En effet, l'accompagnement de ces mutations soulève des questions de régulation publique et appelle sans doute une adaptation du soutien financier géré par le CNC.

Il convient de déterminer des modes de financement mobilisant, en complément des économies réalisées par les distributeurs, une palette de moyens, tout en garantissant l'indépendance de programmation des exploitants, ce que votre commission considère comme un impératif.

Parmi ces moyens, les pistes de réflexion et d'action suivantes ont été identifiées :

- permettre une mobilisation accrue du soutien automatique par les exploitants ;

- permettre cette mobilisation en cas de non propriété des matériels ;

- donner aux exploitants des possibilités de garanties par l'IFCIC ;

- envisager une coordination avec les aides des collectivités territoriales ;

- étudier l'intérêt de regroupements d'exploitants pour bénéficier d'économies d'échelle.

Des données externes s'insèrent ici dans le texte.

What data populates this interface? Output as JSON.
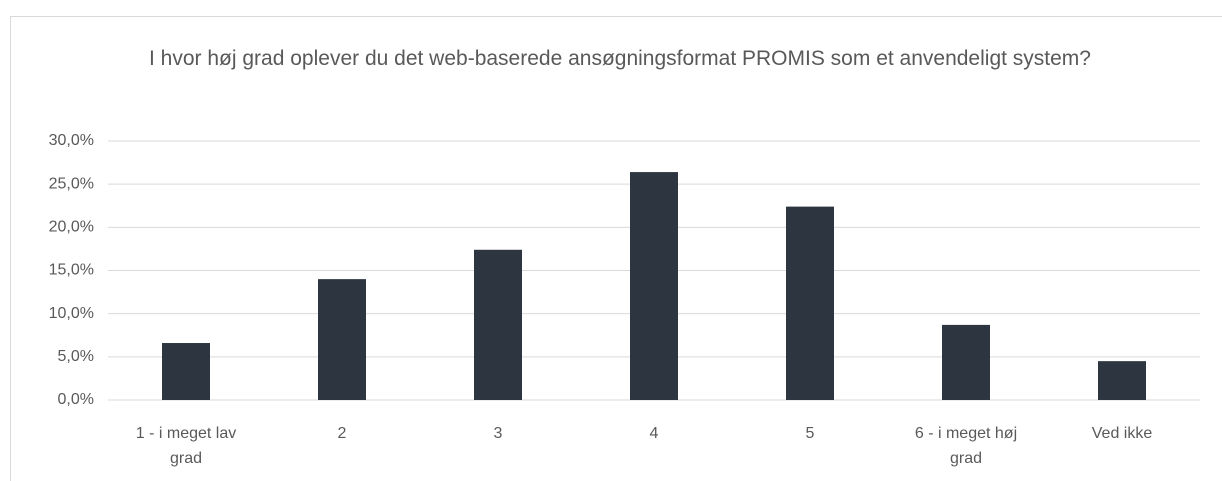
{
  "chart_data": {
    "type": "bar",
    "title": "I hvor høj grad oplever du det web-baserede ansøgningsformat PROMIS som et anvendeligt system?",
    "categories": [
      "1 - i meget lav grad",
      "2",
      "3",
      "4",
      "5",
      "6 - i meget høj grad",
      "Ved ikke"
    ],
    "values": [
      6.6,
      14.0,
      17.4,
      26.4,
      22.4,
      8.7,
      4.5
    ],
    "color": "#2d3640",
    "ylim": [
      0,
      30
    ],
    "yticks": [
      {
        "value": 0,
        "label": "0,0%"
      },
      {
        "value": 5,
        "label": "5,0%"
      },
      {
        "value": 10,
        "label": "10,0%"
      },
      {
        "value": 15,
        "label": "15,0%"
      },
      {
        "value": 20,
        "label": "20,0%"
      },
      {
        "value": 25,
        "label": "25,0%"
      },
      {
        "value": 30,
        "label": "30,0%"
      }
    ],
    "grid": true
  }
}
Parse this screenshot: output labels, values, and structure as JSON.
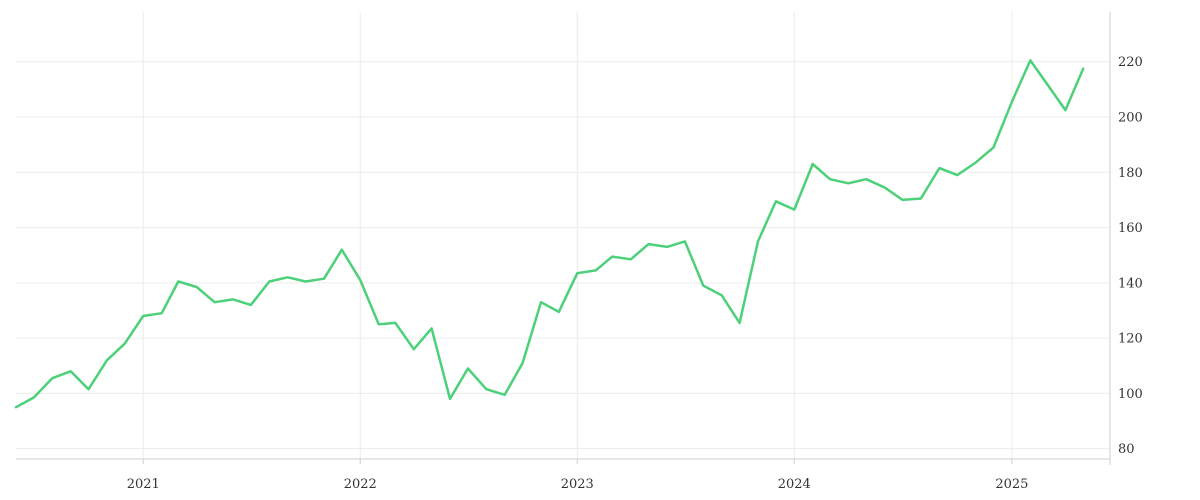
{
  "chart_data": {
    "type": "line",
    "title": "",
    "xlabel": "",
    "ylabel": "",
    "x_tick_labels": [
      "2021",
      "2022",
      "2023",
      "2024",
      "2025"
    ],
    "x_tick_dates": [
      "2021-01-01",
      "2022-01-01",
      "2023-01-01",
      "2024-01-01",
      "2025-01-01"
    ],
    "xlim": [
      "2020-06-01",
      "2025-06-15"
    ],
    "y_tick_labels": [
      "80",
      "100",
      "120",
      "140",
      "160",
      "180",
      "200",
      "220"
    ],
    "y_ticks": [
      80,
      100,
      120,
      140,
      160,
      180,
      200,
      220
    ],
    "ylim": [
      73,
      238
    ],
    "y_axis_position": "right",
    "grid": true,
    "legend": "none",
    "colors": {
      "line": "#4cd17a",
      "grid": "#ececec",
      "axis": "#cfcfcf",
      "text": "#333333"
    },
    "series": [
      {
        "points": [
          [
            "2020-06-01",
            95
          ],
          [
            "2020-07-01",
            98.5
          ],
          [
            "2020-08-01",
            105.5
          ],
          [
            "2020-09-01",
            108
          ],
          [
            "2020-10-01",
            101.5
          ],
          [
            "2020-11-01",
            112
          ],
          [
            "2020-12-01",
            118
          ],
          [
            "2021-01-01",
            128
          ],
          [
            "2021-02-01",
            129
          ],
          [
            "2021-03-01",
            140.5
          ],
          [
            "2021-04-01",
            138.5
          ],
          [
            "2021-05-01",
            133
          ],
          [
            "2021-06-01",
            134
          ],
          [
            "2021-07-01",
            132
          ],
          [
            "2021-08-01",
            140.5
          ],
          [
            "2021-09-01",
            142
          ],
          [
            "2021-10-01",
            140.5
          ],
          [
            "2021-11-01",
            141.5
          ],
          [
            "2021-12-01",
            152
          ],
          [
            "2022-01-01",
            141
          ],
          [
            "2022-02-01",
            125
          ],
          [
            "2022-03-01",
            125.5
          ],
          [
            "2022-04-01",
            116
          ],
          [
            "2022-05-01",
            123.5
          ],
          [
            "2022-06-01",
            98
          ],
          [
            "2022-07-01",
            109
          ],
          [
            "2022-08-01",
            101.5
          ],
          [
            "2022-09-01",
            99.5
          ],
          [
            "2022-10-01",
            111
          ],
          [
            "2022-11-01",
            133
          ],
          [
            "2022-12-01",
            129.5
          ],
          [
            "2023-01-01",
            143.5
          ],
          [
            "2023-02-01",
            144.5
          ],
          [
            "2023-03-01",
            149.5
          ],
          [
            "2023-04-01",
            148.5
          ],
          [
            "2023-05-01",
            154
          ],
          [
            "2023-06-01",
            153
          ],
          [
            "2023-07-01",
            155
          ],
          [
            "2023-08-01",
            139
          ],
          [
            "2023-09-01",
            135.5
          ],
          [
            "2023-10-01",
            125.5
          ],
          [
            "2023-11-01",
            155
          ],
          [
            "2023-12-01",
            169.5
          ],
          [
            "2024-01-01",
            166.5
          ],
          [
            "2024-02-01",
            183
          ],
          [
            "2024-03-01",
            177.5
          ],
          [
            "2024-04-01",
            176
          ],
          [
            "2024-05-01",
            177.5
          ],
          [
            "2024-06-01",
            174.5
          ],
          [
            "2024-07-01",
            170
          ],
          [
            "2024-08-01",
            170.5
          ],
          [
            "2024-09-01",
            181.5
          ],
          [
            "2024-10-01",
            179
          ],
          [
            "2024-11-01",
            183.5
          ],
          [
            "2024-12-01",
            189
          ],
          [
            "2025-01-01",
            205.5
          ],
          [
            "2025-02-01",
            220.5
          ],
          [
            "2025-03-01",
            212
          ],
          [
            "2025-04-01",
            202.5
          ],
          [
            "2025-05-01",
            217.5
          ]
        ]
      }
    ]
  }
}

Trois modèles économiques principaux sont évoqués :

- celui dans lequel l'installateur (ou tiers investisseur) se voit confier plus ou moins globalement l'équipement de la salle et la gestion de la projection numérique en se finançant au moins partiellement directement auprès des distributeurs ;

- celui où l'exploitant commande et finance lui-même les différentes prestations qui lui sont nécessaires ;

- celui proposé par le rapport susmentionné de M. Daniel Goudineau, qui impose une gestion centralisée publique ou parapublique de certains maillons de la chaîne, notamment la génération des clefs.

Estimant que ce dernier modèle ne paraît pas faire l'objet d'un consensus suffisant au sein de la profession et qu'il nécessiterait un dispositif législatif lourd, le CNC semble privilégier la deuxième voie évoquée.

En tout état de cause, les exploitants seront contraints de gérer la période délicate de la transition d'une technologie vers l'autre, avec une phase de coexistence des deux types d'équipement - dans les cabines de projection qui le permettront - qui peut s'avérer coûteuse mais nécessaire tant que l'ensemble des films ne seront pas eux-mêmes produits en numérique.

Il conviendra aussi de prendre en compte la nécessaire formation des personnels concernés.

Enfin, votre rapporteur insiste sur la vigilance dont devront faire preuve tant les pouvoirs publics que les professionnels afin que des écarts ne se creusent pas durablement entre des salles « à plusieurs vitesses ». A cette fin, une attention particulière devra sans doute être portée envers les salles d'art et essai ainsi que les salles jouant un rôle spécifique en matière d'aménagement culturel du territoire.

* 5 « Approche générationnelle des pratiques culturelles et médiatiques » - DEPS - Ministère de la culture et de la communication - Juin 2007.